Sportswire | Apr 21 2015 |
This cover of The National Police Gazette from April 1955 shows light-heavyweight champion Archie Moore putting a hurting on Joey Maxim. Gazette was hyping an upcoming title bout between Moore and Rocky Marciano, then and now considered one of the top three boxers to ever lace up a pair of gloves. We doubt that Marciano was afraid, as Moore claims on the cover, but maybe he should have been. The night of the bout Moore amazed/dismayed the crowd by landing a right counter and knocking Marciano to his knees. It was only the second time in Marciano's storied career that he had hit the canvas. He received a count from the ref. Under boxing rules the count should have stopped when Marciano rose—which he did after two seconds—and Moore should have been free to pummel his presumably dazed opponent. But referee Harry Kessler interposed himself between the two fighters.
Moore tells it this way: “The referee saw me stepping toward Marciano, and [put] his butt in my stomach and kept me off Marciano. He grabbed Marciano’s hands and wiped off his gloves while my corner yelled, ‘Hit him! Hit him!’ All of a sudden, Kessler jerked [Marciano’s] hands, and Marciano’s head jerked and [that] brought him to.”
Moore eventually lost the fight. But you have to give him credit—rather than thinking Kessler acted maliciously, he believes the ref was so amazed to see the champ down that he simply forgot his duties under the rules. Still, Moore makes no bones about it—in his view, Kessler cost him the fight. In the end though, Moore had to be proud. He had jumped up a weight class for the bout, and, at forty-one, was a decade older than Marciano.
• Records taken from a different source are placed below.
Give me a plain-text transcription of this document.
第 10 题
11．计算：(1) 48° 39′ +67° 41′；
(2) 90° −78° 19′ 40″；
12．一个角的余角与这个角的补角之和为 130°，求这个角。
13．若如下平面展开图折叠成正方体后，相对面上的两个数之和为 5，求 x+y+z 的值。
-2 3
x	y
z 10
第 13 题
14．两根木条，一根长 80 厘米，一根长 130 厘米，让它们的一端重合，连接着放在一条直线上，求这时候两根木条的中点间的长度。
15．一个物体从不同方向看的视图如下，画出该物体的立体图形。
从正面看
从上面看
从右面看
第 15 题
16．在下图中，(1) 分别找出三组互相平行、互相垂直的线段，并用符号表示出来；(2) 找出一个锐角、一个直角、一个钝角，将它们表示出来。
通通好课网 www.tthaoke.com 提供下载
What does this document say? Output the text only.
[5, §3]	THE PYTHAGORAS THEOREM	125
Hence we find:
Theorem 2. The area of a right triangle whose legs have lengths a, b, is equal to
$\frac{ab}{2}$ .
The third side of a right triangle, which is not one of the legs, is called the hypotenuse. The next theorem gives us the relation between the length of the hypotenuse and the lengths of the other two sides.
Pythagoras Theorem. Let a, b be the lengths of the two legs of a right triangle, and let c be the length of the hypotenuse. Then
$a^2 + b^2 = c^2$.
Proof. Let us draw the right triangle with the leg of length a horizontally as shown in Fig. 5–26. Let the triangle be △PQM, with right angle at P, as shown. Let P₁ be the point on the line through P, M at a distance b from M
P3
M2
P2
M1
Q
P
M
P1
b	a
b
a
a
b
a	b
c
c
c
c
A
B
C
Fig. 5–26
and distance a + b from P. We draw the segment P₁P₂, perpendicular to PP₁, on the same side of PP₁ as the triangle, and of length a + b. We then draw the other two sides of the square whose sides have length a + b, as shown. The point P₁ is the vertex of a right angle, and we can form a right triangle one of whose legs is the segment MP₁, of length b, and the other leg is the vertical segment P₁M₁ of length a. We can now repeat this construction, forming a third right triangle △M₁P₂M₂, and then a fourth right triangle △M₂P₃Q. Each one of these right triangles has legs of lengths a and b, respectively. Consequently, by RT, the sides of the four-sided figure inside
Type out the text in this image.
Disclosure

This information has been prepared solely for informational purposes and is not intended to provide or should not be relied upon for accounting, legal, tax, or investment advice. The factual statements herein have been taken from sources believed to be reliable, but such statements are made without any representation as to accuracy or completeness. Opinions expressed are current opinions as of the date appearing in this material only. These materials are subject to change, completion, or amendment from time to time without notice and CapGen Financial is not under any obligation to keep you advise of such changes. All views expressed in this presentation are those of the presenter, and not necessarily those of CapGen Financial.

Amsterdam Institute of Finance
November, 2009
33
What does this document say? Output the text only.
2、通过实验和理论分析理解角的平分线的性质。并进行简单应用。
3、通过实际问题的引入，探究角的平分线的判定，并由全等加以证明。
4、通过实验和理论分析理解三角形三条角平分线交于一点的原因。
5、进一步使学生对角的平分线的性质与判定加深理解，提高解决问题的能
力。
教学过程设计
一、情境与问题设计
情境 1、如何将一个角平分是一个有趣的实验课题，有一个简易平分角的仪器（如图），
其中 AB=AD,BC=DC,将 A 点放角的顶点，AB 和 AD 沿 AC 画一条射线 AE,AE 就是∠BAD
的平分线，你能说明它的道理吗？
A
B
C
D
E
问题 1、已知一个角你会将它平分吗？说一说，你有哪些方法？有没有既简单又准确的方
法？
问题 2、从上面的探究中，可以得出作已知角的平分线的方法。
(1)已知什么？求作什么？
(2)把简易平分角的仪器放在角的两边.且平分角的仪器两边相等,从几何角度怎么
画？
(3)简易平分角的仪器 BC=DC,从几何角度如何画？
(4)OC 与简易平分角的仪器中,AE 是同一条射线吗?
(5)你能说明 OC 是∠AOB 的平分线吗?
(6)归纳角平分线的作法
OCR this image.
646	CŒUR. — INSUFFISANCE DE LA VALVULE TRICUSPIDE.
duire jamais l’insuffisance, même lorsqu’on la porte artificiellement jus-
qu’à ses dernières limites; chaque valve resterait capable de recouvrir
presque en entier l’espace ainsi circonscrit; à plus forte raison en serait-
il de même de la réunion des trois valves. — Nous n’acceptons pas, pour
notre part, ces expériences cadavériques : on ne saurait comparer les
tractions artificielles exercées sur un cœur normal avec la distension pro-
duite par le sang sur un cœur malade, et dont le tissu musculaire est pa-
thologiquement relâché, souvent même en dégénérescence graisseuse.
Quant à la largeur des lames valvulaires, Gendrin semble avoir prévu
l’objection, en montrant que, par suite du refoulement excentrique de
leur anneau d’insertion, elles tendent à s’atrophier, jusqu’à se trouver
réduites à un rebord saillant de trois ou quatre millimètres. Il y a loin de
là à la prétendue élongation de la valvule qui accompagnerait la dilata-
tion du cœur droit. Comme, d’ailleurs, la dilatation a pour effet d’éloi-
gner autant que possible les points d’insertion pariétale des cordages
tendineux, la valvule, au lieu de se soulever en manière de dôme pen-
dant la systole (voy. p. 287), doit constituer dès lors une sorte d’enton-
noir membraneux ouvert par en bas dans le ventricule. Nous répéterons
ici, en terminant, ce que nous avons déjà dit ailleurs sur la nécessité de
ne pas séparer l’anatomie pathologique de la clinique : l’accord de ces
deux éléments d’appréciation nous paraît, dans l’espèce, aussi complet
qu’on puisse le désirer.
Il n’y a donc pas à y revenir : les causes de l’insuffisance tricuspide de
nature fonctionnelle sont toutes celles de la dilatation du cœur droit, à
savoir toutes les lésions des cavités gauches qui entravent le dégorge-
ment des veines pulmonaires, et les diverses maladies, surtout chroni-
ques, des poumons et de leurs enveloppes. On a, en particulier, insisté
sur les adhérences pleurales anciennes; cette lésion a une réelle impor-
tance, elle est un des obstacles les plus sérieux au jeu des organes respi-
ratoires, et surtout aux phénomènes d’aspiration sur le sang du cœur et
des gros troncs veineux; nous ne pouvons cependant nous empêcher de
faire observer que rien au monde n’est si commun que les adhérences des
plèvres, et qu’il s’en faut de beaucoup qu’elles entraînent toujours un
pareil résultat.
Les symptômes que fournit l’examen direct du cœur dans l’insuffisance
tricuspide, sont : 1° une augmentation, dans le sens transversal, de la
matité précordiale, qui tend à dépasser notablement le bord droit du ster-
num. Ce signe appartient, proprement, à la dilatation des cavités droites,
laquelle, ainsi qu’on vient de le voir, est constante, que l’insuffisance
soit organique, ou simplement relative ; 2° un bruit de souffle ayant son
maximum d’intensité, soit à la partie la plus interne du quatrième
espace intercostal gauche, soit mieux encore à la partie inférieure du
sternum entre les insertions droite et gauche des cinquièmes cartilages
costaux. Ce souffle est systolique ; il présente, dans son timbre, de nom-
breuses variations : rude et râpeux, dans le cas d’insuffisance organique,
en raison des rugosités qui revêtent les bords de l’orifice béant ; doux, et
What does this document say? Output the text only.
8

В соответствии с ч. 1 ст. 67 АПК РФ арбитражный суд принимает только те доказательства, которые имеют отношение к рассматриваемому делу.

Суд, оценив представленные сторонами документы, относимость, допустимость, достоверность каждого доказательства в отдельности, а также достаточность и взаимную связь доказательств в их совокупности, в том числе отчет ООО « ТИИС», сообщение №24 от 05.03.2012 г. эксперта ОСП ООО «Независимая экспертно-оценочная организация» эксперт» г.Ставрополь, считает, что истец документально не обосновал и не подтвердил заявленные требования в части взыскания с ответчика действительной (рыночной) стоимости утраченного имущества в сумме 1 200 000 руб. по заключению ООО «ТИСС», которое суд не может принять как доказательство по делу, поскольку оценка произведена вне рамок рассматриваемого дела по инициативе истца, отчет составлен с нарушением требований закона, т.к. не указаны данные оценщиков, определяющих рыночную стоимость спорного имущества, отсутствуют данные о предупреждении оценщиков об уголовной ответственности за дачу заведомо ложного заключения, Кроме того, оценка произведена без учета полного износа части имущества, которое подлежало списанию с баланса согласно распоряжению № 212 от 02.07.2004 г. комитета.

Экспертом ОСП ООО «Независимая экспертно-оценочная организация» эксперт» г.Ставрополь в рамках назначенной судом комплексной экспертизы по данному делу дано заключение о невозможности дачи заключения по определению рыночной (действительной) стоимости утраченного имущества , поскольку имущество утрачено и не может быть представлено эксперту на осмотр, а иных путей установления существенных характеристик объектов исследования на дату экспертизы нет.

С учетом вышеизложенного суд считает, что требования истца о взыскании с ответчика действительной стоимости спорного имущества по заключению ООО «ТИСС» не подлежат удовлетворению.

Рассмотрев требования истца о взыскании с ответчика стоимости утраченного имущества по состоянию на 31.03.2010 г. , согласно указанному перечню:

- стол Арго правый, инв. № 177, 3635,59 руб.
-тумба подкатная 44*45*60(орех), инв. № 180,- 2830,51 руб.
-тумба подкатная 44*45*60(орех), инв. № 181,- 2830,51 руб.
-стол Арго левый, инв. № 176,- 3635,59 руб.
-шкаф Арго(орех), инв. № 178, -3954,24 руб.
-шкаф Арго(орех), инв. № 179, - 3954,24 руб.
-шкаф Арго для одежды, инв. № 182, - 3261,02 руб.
For those reasons and others a Moore victory would have been the greatest upset in boxing history, but it was not to be.
Hollywoodland | May 7 2010 |
May 1956 cover of Behind the Scene, with the scoop on Hitler’s sexuality, boxer Archie Moore’s love of children, Vic Damone’s supposed cheating on wife Pier Angeli, and Joan Collins’ turbocharged sex drive. We can never be sure, because all this happened before we were born, but we think they got three of these four stories wrong. But at least they reassure us by telling us they’re “the magazine you can believe in.” It’s like they think they can get as many facts wrong as they want as long as they have a slogan that tells people they actually got it right. These people are crazy like a Fox.